Holding that occupational pneumoconiosis did not materially contribute to Daniel Smith’s death, the Office of Judges affirmed the order of the claims administrator. Jacqueline Smith disputed that finding, arguing that several doctors had found that occupational pneumoconiosis materially contributed to her husband’s death.
Another physician opined that a definitive determination of the cause of death could not be found based on the autopsy because the post-mortem exam was restricted to the lungs. He noted, however, that no lesions of “coal worker’s pneumoconiosis” were observed.
The Occupational Pneumoconiosis Board concluded that occupational pneumoconiosis was not a contributing factor in Smith’s death.
“In affirming the claims administrator’s Order, the Office of Judges found that the testimony and conclusions of the Occupational Pneumoconiosis Board were persuasive in that occupational pneumoconiosis was not a material contributing factor in Mr. Smith’s death,” the opinion states.
“The Office of Judges noted that the testimony of Dr. Kinder indicated that there was evidence of a one to two pack per day smoking habit, that the information related to the decedent’s death was unclear, and that the autopsy was limited.
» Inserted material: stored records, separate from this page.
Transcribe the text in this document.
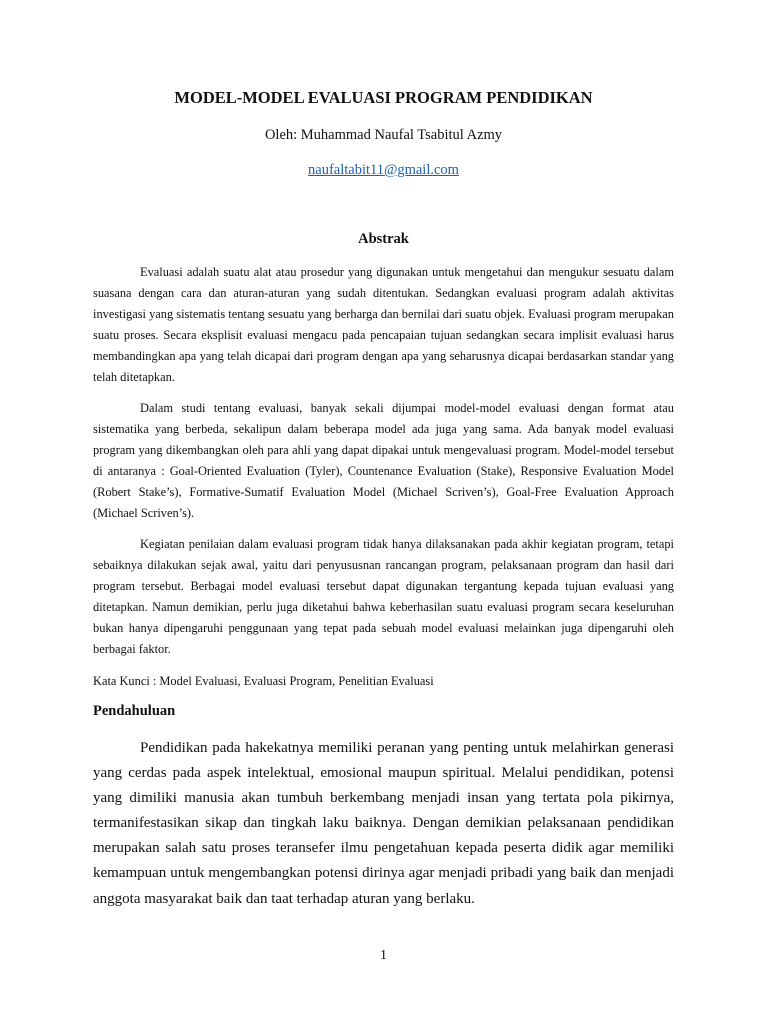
MODEL-MODEL EVALUASI PROGRAM PENDIDIKAN
Oleh: Muhammad Naufal Tsabitul Azmy
naufaltabit11@gmail.com
Abstrak

Evaluasi adalah suatu alat atau prosedur yang digunakan untuk mengetahui dan mengukur sesuatu dalam suasana dengan cara dan aturan-aturan yang sudah ditentukan. Sedangkan evaluasi program adalah aktivitas investigasi yang sistematis tentang sesuatu yang berharga dan bernilai dari suatu objek. Evaluasi program merupakan suatu proses. Secara eksplisit evaluasi mengacu pada pencapaian tujuan sedangkan secara implisit evaluasi harus membandingkan apa yang telah dicapai dari program dengan apa yang seharusnya dicapai berdasarkan standar yang telah ditetapkan.

Dalam studi tentang evaluasi, banyak sekali dijumpai model-model evaluasi dengan format atau sistematika yang berbeda, sekalipun dalam beberapa model ada juga yang sama. Ada banyak model evaluasi program yang dikembangkan oleh para ahli yang dapat dipakai untuk mengevaluasi program. Model-model tersebut di antaranya : Goal-Oriented Evaluation (Tyler), Countenance Evaluation (Stake), Responsive Evaluation Model (Robert Stake’s), Formative-Sumatif Evaluation Model (Michael Scriven’s), Goal-Free Evaluation Approach (Michael Scriven’s).

Kegiatan penilaian dalam evaluasi program tidak hanya dilaksanakan pada akhir kegiatan program, tetapi sebaiknya dilakukan sejak awal, yaitu dari penyususnan rancangan program, pelaksanaan program dan hasil dari program tersebut. Berbagai model evaluasi tersebut dapat digunakan tergantung kepada tujuan evaluasi yang ditetapkan. Namun demikian, perlu juga diketahui bahwa keberhasilan suatu evaluasi program secara keseluruhan bukan hanya dipengaruhi penggunaan yang tepat pada sebuah model evaluasi melainkan juga dipengaruhi oleh berbagai faktor.

Kata Kunci : Model Evaluasi, Evaluasi Program, Penelitian Evaluasi
Pendahuluan

Pendidikan pada hakekatnya memiliki peranan yang penting untuk melahirkan generasi yang cerdas pada aspek intelektual, emosional maupun spiritual. Melalui pendidikan, potensi yang dimiliki manusia akan tumbuh berkembang menjadi insan yang tertata pola pikirnya, termanifestasikan sikap dan tingkah laku baiknya. Dengan demikian pelaksanaan pendidikan merupakan salah satu proses teransefer ilmu pengetahuan kepada peserta didik agar memiliki kemampuan untuk mengembangkan potensi dirinya agar menjadi pribadi yang baik dan menjadi anggota masyarakat baik dan taat terhadap aturan yang berlaku.

1
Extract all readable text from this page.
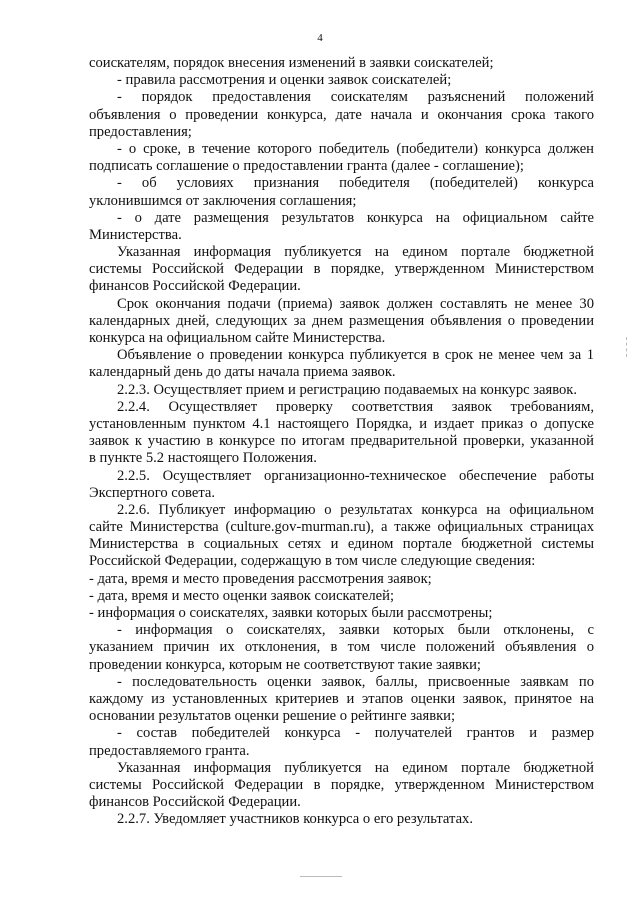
4
соискателям, порядок внесения изменений в заявки соискателей;
- правила рассмотрения и оценки заявок соискателей;
- порядок предоставления соискателям разъяснений положений
объявления о проведении конкурса, дате начала и окончания срока такого
предоставления;
- о сроке, в течение которого победитель (победители) конкурса должен
подписать соглашение о предоставлении гранта (далее - соглашение);
- об условиях признания победителя (победителей) конкурса
уклонившимся от заключения соглашения;
- о дате размещения результатов конкурса на официальном сайте
Министерства.
Указанная информация публикуется на едином портале бюджетной
системы Российской Федерации в порядке, утвержденном Министерством
финансов Российской Федерации.
Срок окончания подачи (приема) заявок должен составлять не менее 30
календарных дней, следующих за днем размещения объявления о проведении
конкурса на официальном сайте Министерства.
Объявление о проведении конкурса публикуется в срок не менее чем за 1
календарный день до даты начала приема заявок.
2.2.3. Осуществляет прием и регистрацию подаваемых на конкурс заявок.
2.2.4. Осуществляет проверку соответствия заявок требованиям,
установленным пунктом 4.1 настоящего Порядка, и издает приказ о допуске
заявок к участию в конкурсе по итогам предварительной проверки, указанной
в пункте 5.2 настоящего Положения.
2.2.5. Осуществляет организационно-техническое обеспечение работы
Экспертного совета.
2.2.6. Публикует информацию о результатах конкурса на официальном
сайте Министерства (culture.gov-murman.ru), а также официальных страницах
Министерства в социальных сетях и едином портале бюджетной системы
Российской Федерации, содержащую в том числе следующие сведения:
- дата, время и место проведения рассмотрения заявок;
- дата, время и место оценки заявок соискателей;
- информация о соискателях, заявки которых были рассмотрены;
- информация о соискателях, заявки которых были отклонены, с
указанием причин их отклонения, в том числе положений объявления о
проведении конкурса, которым не соответствуют такие заявки;
- последовательность оценки заявок, баллы, присвоенные заявкам по
каждому из установленных критериев и этапов оценки заявок, принятое на
основании результатов оценки решение о рейтинге заявки;
- состав победителей конкурса - получателей грантов и размер
предоставляемого гранта.
Указанная информация публикуется на едином портале бюджетной
системы Российской Федерации в порядке, утвержденном Министерством
финансов Российской Федерации.
2.2.7. Уведомляет участников конкурса о его результатах.
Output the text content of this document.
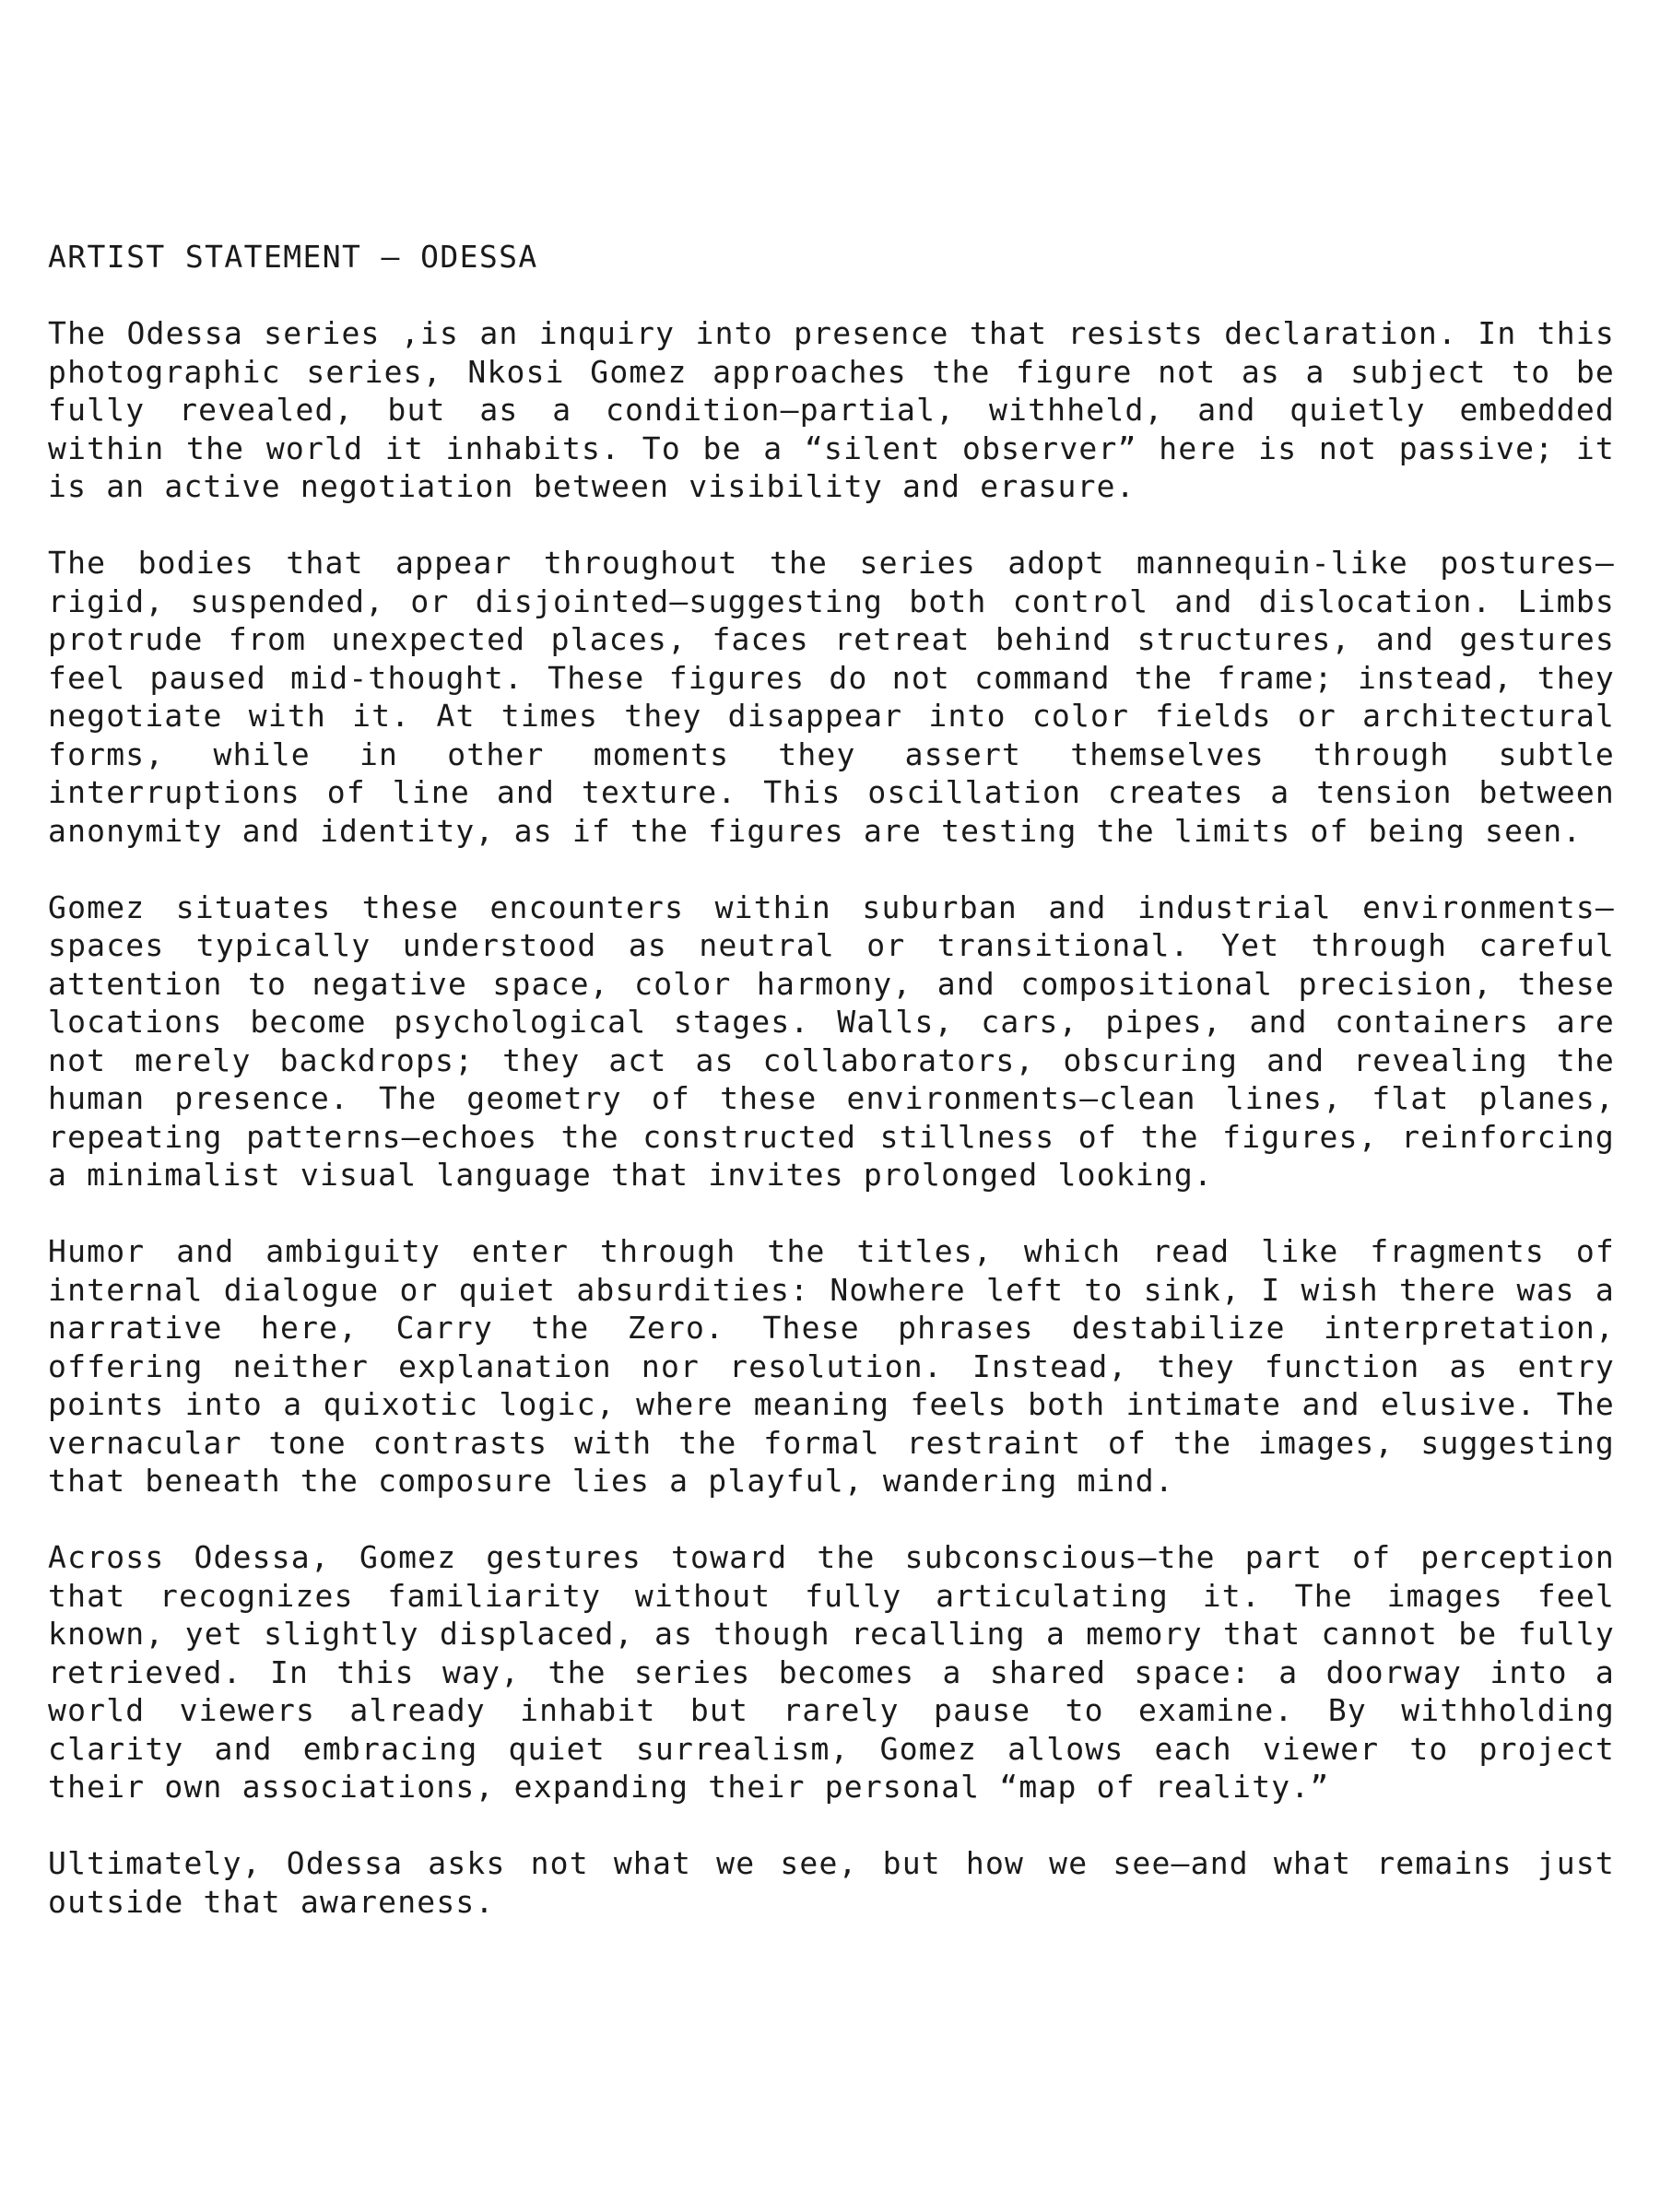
ARTIST STATEMENT — ODESSA

The Odessa series ,is an inquiry into presence that resists declaration. In this photographic series, Nkosi Gomez approaches the figure not as a subject to be fully revealed, but as a condition—partial, withheld, and quietly embedded within the world it inhabits. To be a “silent observer” here is not passive; it is an active negotiation between visibility and erasure.

The bodies that appear throughout the series adopt mannequin-like postures—rigid, suspended, or disjointed—suggesting both control and dislocation. Limbs protrude from unexpected places, faces retreat behind structures, and gestures feel paused mid-thought. These figures do not command the frame; instead, they negotiate with it. At times they disappear into color fields or architectural forms, while in other moments they assert themselves through subtle interruptions of line and texture. This oscillation creates a tension between anonymity and identity, as if the figures are testing the limits of being seen.

Gomez situates these encounters within suburban and industrial environments—spaces typically understood as neutral or transitional. Yet through careful attention to negative space, color harmony, and compositional precision, these locations become psychological stages. Walls, cars, pipes, and containers are not merely backdrops; they act as collaborators, obscuring and revealing the human presence. The geometry of these environments—clean lines, flat planes, repeating patterns—echoes the constructed stillness of the figures, reinforcing a minimalist visual language that invites prolonged looking.

Humor and ambiguity enter through the titles, which read like fragments of internal dialogue or quiet absurdities: Nowhere left to sink, I wish there was a narrative here, Carry the Zero. These phrases destabilize interpretation, offering neither explanation nor resolution. Instead, they function as entry points into a quixotic logic, where meaning feels both intimate and elusive. The vernacular tone contrasts with the formal restraint of the images, suggesting that beneath the composure lies a playful, wandering mind.

Across Odessa, Gomez gestures toward the subconscious—the part of perception that recognizes familiarity without fully articulating it. The images feel known, yet slightly displaced, as though recalling a memory that cannot be fully retrieved. In this way, the series becomes a shared space: a doorway into a world viewers already inhabit but rarely pause to examine. By withholding clarity and embracing quiet surrealism, Gomez allows each viewer to project their own associations, expanding their personal “map of reality.”

Ultimately, Odessa asks not what we see, but how we see—and what remains just outside that awareness.
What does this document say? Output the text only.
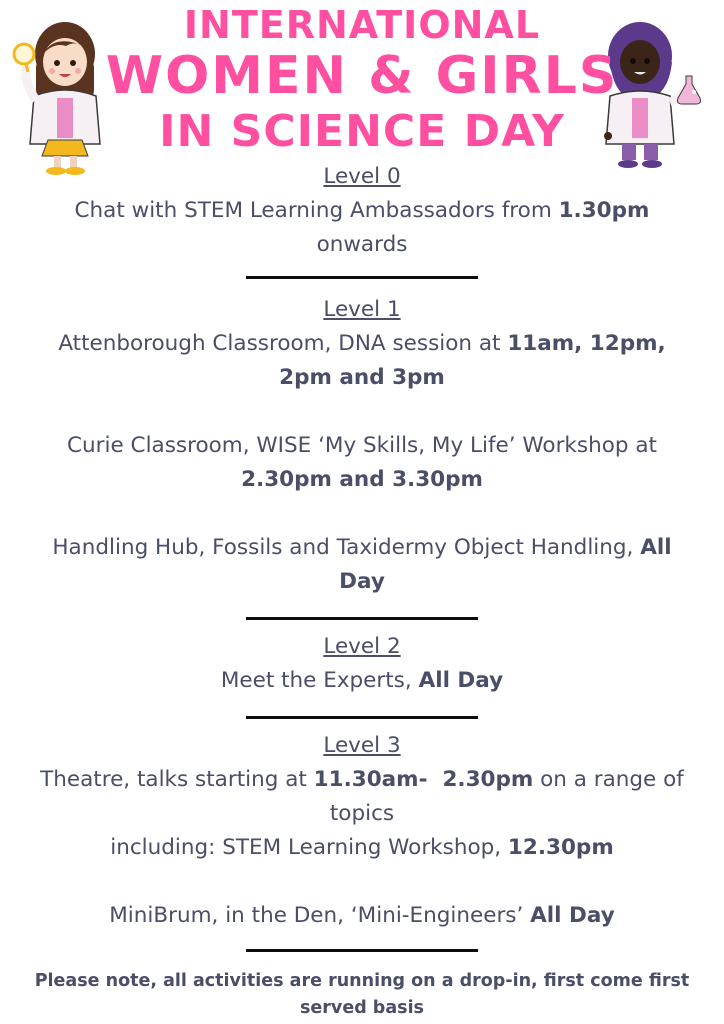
INTERNATIONAL
WOMEN & GIRLS
IN SCIENCE DAY
Level 0
Chat with STEM Learning Ambassadors from 1.30pm
onwards
Level 1
Attenborough Classroom, DNA session at 11am, 12pm,
2pm and 3pm
Curie Classroom, WISE ‘My Skills, My Life’ Workshop at
2.30pm and 3.30pm
Handling Hub, Fossils and Taxidermy Object Handling, All
Day
Level 2
Meet the Experts, All Day
Level 3
Theatre, talks starting at 11.30am-  2.30pm on a range of
topics
including: STEM Learning Workshop, 12.30pm
MiniBrum, in the Den, ‘Mini-Engineers’ All Day
Please note, all activities are running on a drop-in, first come first served basis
“The Office of Judges concluded that occupational pneumoconiosis did not materially contribute to the decedent’s death, and therefore Ms. Smith was not entitled to dependent’s benefits. The Board of Review reached the same reasoned conclusions in its decision of April 26, 2011.
“We agree with the reasoning and conclusions of the Board of Review. . . we find that the decision of the Board of Review is not in clear violation of any constitutional or statutory provision, nor is it clearly the result of erroneous conclusions of law, nor is it based upon a material misstatement or mischaracterization of the evidentiary record.
“Therefore, the decision of the Board of Review is affirmed.”